Seyfarth Shaw (03/30/12)
The U.S. Equal Employment Opportunity Commission has released new
Age Discrimination in Employment Act regulations indicating
increased scrutiny of employers seeking to downsize or otherwise
lower employment-related costs, spelling out how actions that
adversely affect older workers must be justified. The U.S.
Supreme Court decision in the case of Smith v.

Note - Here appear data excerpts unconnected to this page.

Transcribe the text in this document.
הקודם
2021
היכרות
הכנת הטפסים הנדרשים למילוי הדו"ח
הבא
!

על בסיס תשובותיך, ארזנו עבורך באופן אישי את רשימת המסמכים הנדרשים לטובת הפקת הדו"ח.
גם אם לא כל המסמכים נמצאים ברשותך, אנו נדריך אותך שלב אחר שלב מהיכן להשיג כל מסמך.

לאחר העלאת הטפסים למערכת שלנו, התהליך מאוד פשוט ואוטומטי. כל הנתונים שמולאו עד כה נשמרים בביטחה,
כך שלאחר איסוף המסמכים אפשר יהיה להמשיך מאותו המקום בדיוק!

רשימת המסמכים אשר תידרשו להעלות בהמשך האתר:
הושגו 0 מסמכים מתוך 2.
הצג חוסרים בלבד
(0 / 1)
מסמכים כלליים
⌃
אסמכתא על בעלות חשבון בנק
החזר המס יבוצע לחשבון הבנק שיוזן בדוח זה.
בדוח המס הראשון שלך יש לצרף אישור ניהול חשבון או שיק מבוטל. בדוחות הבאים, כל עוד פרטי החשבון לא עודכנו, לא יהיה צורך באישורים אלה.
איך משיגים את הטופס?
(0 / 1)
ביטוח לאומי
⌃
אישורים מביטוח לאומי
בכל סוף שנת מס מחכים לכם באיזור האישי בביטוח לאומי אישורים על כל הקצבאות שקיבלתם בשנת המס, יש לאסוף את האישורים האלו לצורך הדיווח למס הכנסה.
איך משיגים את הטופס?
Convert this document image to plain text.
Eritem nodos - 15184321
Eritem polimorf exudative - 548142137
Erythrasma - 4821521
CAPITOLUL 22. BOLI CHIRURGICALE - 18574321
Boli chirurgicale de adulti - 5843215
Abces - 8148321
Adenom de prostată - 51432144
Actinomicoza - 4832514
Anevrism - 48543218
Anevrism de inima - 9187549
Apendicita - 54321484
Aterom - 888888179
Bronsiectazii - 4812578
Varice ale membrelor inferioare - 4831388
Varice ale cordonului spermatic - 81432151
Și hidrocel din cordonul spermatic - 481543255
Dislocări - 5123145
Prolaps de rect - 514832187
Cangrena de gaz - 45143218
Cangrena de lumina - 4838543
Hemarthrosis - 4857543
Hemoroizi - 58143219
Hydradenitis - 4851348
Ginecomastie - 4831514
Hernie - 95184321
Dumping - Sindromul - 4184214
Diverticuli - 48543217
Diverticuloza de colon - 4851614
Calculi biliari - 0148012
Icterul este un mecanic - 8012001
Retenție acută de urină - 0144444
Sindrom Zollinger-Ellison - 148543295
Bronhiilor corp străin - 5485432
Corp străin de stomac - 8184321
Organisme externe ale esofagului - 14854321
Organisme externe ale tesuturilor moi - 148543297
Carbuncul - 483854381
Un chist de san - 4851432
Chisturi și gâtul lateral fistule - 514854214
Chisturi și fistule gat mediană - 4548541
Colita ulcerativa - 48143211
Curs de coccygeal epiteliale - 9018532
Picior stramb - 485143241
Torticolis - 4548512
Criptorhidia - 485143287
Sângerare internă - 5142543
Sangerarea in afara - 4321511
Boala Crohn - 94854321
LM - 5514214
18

City of Jackson
(2005) stated that a “reasonable factor other than
age” must be the reason for such an action, which the EEOC
has expanded to require employers to show that such actions are
both rational and reasonable in design.
The five factors that must be considered when determining whether
an employer has acted “reasonably” are: “the
extent to which the factor is related to the employer’s
stated business purpose; the extent to which the employer defined
the factor accurately and applied the factor fairly and
accurately, including the extent to which managers and
supervisors were given guidance or training about how to apply
the factor and avoid discrimination; the extent to which the
employer limited supervisors’ discretion to assess
employees subjectively, particularly where the criteria that the
supervisors were asked to evaluate are known to be subject to
negative age-based stereotypes; the extent to which the employer
assessed the adverse impact of its employment practice on older
workers; and the degree of the harm to individuals within the
protected age group, in terms of both the extent of injury and
the numbers of persons adversely affected, and the extent to
which the employer took steps to reduce the harm, in light of the
burden of undertaking such steps.”
However, the EEOC says that the list is nonexhaustive but also
that employers may not have to prove that they took all of the
factors into consideration. Thus, it remains to be seen whether
the regulations will be challenged in court and whether they will
hold up, nor is it clear whether the regulations are retroactive
and what employers must do to comply.